Strangely it's the leads who disappoint most. Wendell Corey is top billed as Holman, but he slurs his way through his lines as if he's had too many to drink. Maybe he had, as his career nosedived due to alcohol abuse from films like Rear Window and Sorry, Wrong Number, not to mention a stint as president of the Academy, to films like this and he died soon after its release. John Carradine is surprisingly restrained as Dr DeMarco, given the material. He played so many mad scientists that he could play them in his sleep. Maybe he finally did, or maybe I've seen enough of them that yet another one failed to register. Pseudoscience works better in small doses and this one is dished up in overdose quantities. To my mind, neither of them are worth watching, but Chuck Edwards is even worse. 'You can't be all things to all people,' says Dr Porter, but he hadn't been anything to anyone, except a laugh at Satana's club when he successfully completes a drinking trick.
Perhaps it's that Mikels is much better at writing female characters than male ones. Certainly the CIA agents share a lot of screen time but don't ever seem to do anything of substance. Edwards isn't the only waste of space. Holman talks a lot but never leaves his office. Dr Porter serves only as a link between other characters. Dr Petrovich is supposedly important but he never does much. Dr DeMarco, the driver for much of this story, just tinkers around in pseudo-scientific fashion but only ever interacts with Franchot. Yet the female characters are all worth watching, even if they're only in the picture to be victims. To me, the most watchable characters were Satana and Janine Norwalk, in the form of Joan Patrick, a strong redhaired lady who's like a sixties version of Shirley Manson. She's Dr Petrovich's lab assistant and Dr Porter's girlfriend, as well as being the former assistant of Dr DeMarco. She gets to act as bait too to catch the mutilation murderer.

And of course, that's the character of the title, which is plural only to suggest what Mikels couldn't deliver. He's the quasi-man, the astro-man, the astro-zombie, whatever you want to call him, and he's bizarrely enjoyable whenever we actually get to see him, which isn't often enough to my way of thinking. In keeping with the rest of the effects in the film, which range from bad to really awful, his costume consists of one Halloween mask, which is admittedly cool enough that I'd be happy to buy one. It's also fundamentally important, given that he's a mechanical monster built out of human parts (remember those mutilation murders?) rather than an actual human being. So, given that he's powered by light and unwisely chooses to attack in the dark, he needs batteries to keep him going. This prompts the logically sound but frankly hilarious concept that he has to run home with a flashlight pointed at his skull when those batteries get knocked off in a fight.

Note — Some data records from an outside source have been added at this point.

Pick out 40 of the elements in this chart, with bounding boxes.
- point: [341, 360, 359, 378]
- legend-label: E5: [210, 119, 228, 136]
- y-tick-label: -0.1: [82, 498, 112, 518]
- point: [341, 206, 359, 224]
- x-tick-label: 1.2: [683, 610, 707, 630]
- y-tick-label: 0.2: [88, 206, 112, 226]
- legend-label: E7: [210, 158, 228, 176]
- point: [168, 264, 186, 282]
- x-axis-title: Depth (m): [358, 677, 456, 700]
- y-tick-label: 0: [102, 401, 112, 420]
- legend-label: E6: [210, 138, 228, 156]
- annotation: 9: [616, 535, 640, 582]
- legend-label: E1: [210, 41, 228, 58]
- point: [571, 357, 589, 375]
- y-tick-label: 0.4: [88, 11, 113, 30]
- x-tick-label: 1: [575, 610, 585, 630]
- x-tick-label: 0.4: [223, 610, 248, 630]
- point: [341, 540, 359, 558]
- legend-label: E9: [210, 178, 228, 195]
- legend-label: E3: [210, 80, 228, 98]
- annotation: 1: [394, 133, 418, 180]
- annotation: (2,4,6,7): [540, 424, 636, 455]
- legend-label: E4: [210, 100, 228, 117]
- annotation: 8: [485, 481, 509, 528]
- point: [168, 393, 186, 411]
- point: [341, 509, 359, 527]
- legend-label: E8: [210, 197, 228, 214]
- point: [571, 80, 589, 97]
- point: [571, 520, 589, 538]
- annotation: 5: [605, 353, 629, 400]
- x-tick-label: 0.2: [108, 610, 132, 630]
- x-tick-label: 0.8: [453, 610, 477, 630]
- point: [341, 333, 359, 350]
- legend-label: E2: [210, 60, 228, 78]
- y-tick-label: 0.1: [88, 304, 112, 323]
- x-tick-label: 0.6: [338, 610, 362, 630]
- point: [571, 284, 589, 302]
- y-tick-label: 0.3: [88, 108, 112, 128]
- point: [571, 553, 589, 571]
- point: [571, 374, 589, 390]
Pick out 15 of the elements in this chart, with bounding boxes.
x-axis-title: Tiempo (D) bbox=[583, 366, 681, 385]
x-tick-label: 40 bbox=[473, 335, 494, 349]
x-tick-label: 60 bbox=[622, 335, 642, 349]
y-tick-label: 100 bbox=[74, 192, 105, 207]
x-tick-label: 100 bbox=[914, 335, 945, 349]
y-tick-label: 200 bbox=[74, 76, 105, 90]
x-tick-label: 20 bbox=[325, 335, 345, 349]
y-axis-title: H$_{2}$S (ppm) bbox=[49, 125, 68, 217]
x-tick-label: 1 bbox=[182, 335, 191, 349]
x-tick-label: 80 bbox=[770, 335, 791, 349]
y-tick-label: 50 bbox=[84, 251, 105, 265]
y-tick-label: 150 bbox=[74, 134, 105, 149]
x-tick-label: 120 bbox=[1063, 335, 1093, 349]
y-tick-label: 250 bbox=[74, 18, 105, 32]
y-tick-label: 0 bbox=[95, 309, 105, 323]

I was expecting this to be a lot worse. It's not good, make no mistake about that, but there is a story here that makes reasonable sense. It's stupid, sure, but it's consistently stupid, at least until the glaring plot conveniences and day/night discrepancies towards the end. Its key value is really as the beginning of the collaboration between Mikels and Satana. Given that he enjoyed powerful women enough to fill his bona fide Californian castle with a continuously rolling bevy of beauties known as 'castle women', it's hardly surprising that he was drawn to her performance in Faster, Pussycat! Kill! Kill! For a brief time, she was one of his castle women and she's said in interviews that she enjoyed the experience. Certainly she came back for more, shooting three more films for Mikels over 37 years. In between, Mikels made other movies, some of which he even made money on. The thirteen months he spent on this legendary trashy masterpiece didn't earn him a dime.